2- Une enquête réalisée par le syndicat CGT de l’ENS LYON donne des chiffres tout aussi inquiétants (165 réponses) :

  • 95 % des femmes ont entendu des blagues et des propos sexistes et sexuels dans leur environnement de travail et 30 % ont été témoins de comportement sexistes ou sexuels.
  • 45 % des femmes ont subi des attitudes discriminantes sexistes (liées au fait d’être une femme) au travail et 36 % plus d’une fois avec :
    • 20 % d’injures (plusieurs fois),
    • 25 % des propos, blagues, sous-entendus à connotation sexuelle,
    • 18 % ont reçu des messages écrits, des confidences sexuelles ou ont subi des avances non désirées (plusieurs fois),
    • 26 % des attitudes et gestes suggestifs (langues, mains, sifflements etc.),
    • 14 % avec des contacts physiques (frôlement, caresses etc.) dont 15 % sur les zones sexuelles (poitrine, fesses, cuisses, sexe) et 9 % embrassées contre leur gré.

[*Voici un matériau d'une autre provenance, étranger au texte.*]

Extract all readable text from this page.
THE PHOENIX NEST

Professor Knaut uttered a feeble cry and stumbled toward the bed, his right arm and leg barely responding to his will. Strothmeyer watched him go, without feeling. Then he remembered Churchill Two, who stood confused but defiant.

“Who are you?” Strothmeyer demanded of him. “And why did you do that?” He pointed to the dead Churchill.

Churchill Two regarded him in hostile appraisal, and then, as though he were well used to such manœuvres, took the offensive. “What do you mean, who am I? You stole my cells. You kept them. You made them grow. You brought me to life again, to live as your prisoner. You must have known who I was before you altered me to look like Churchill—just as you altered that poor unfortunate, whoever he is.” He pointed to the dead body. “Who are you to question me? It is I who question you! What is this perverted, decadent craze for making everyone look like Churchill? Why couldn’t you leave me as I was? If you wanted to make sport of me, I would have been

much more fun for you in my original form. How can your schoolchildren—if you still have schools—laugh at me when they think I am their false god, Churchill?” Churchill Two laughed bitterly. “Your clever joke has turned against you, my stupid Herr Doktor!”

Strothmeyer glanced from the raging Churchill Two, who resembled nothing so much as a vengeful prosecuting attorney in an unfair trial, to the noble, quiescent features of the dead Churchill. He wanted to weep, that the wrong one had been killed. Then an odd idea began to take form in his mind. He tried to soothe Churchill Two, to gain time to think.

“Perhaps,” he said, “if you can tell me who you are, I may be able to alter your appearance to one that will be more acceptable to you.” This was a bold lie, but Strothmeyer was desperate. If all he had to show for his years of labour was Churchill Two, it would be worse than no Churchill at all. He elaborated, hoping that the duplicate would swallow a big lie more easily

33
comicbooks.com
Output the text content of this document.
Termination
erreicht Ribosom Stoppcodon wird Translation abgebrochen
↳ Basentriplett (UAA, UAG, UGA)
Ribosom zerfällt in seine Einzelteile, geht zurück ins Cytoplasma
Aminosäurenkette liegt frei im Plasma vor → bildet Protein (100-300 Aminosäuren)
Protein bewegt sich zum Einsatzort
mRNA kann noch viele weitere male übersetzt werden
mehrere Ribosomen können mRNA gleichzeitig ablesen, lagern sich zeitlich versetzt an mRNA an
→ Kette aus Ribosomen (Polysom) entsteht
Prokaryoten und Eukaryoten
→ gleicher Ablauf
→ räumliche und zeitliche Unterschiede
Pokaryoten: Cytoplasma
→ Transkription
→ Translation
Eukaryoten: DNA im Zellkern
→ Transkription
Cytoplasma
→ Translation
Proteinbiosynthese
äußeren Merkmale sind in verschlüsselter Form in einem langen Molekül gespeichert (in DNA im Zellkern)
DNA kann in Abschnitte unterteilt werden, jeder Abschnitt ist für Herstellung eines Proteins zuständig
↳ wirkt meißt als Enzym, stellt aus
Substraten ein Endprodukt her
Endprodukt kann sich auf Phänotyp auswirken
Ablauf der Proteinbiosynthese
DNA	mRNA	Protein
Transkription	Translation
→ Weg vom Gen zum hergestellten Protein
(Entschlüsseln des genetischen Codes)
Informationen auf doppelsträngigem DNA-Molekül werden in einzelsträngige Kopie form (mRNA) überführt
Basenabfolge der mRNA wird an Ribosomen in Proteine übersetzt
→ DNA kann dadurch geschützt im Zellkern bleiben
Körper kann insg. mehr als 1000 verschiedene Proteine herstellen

Ces agissements sont le fait d’hommes, tous les âges sont représentés (majorité de 40 à 55 ans) et toutes les catégories professionnelles (subordonnés, supérieurs hiérarchiques, collègues, personnes extérieures au service, etc...).

  • 95 % des femmes disent que ces comportements ont eu des répercussions sur leur vie et leur travail.

Toutes les formes de traumatisme sont représentées avec en majorité le sentiment d’insécurité au travail et des atteintes sur la santé (angoisse, perte de confiance, troubles de l’alimentation, repli sur soi, etc.).

Quelles sont les obligations de l’employeur·se ?

Une obligation de sécurité pèse sur les employeurs·se privés et publics. Ils/elles sont tenus de prendre toutes les dispositions nécessaires pour assurer la sécurité et protéger la santé physique et mentale des salarié·es et des agent·es publics :

. articles L4121-1 à 5 du code du travail définissent les obligations de l’employeur : il prend les mesures nécessaires pour assurer la sécurité et protéger la santé physique et mentale des travailleurs,

. loi 83-634 du 13 juillet 1983 article 6 ter portant droits et obligations des fonctionnaires consolidée par la loi du 6 août 2012, relative au harcèlement sexuel.

Et les CHSCT ?

Les CHSCT doivent mettre en place sans délai des dispositifs spécifiques de prévention et traitement du harcèlement sexuel : information, communication, sensibilisation, actions de formations, mise à jour du DUER (document unique évaluation des risques).

Nous rappelons que le CHSCT doit être tenu informé des cas de violence identifiés et des suites qui y sont données, dans les services auprès desquels ils sont placés. (Circulaire du 9 mars 2017).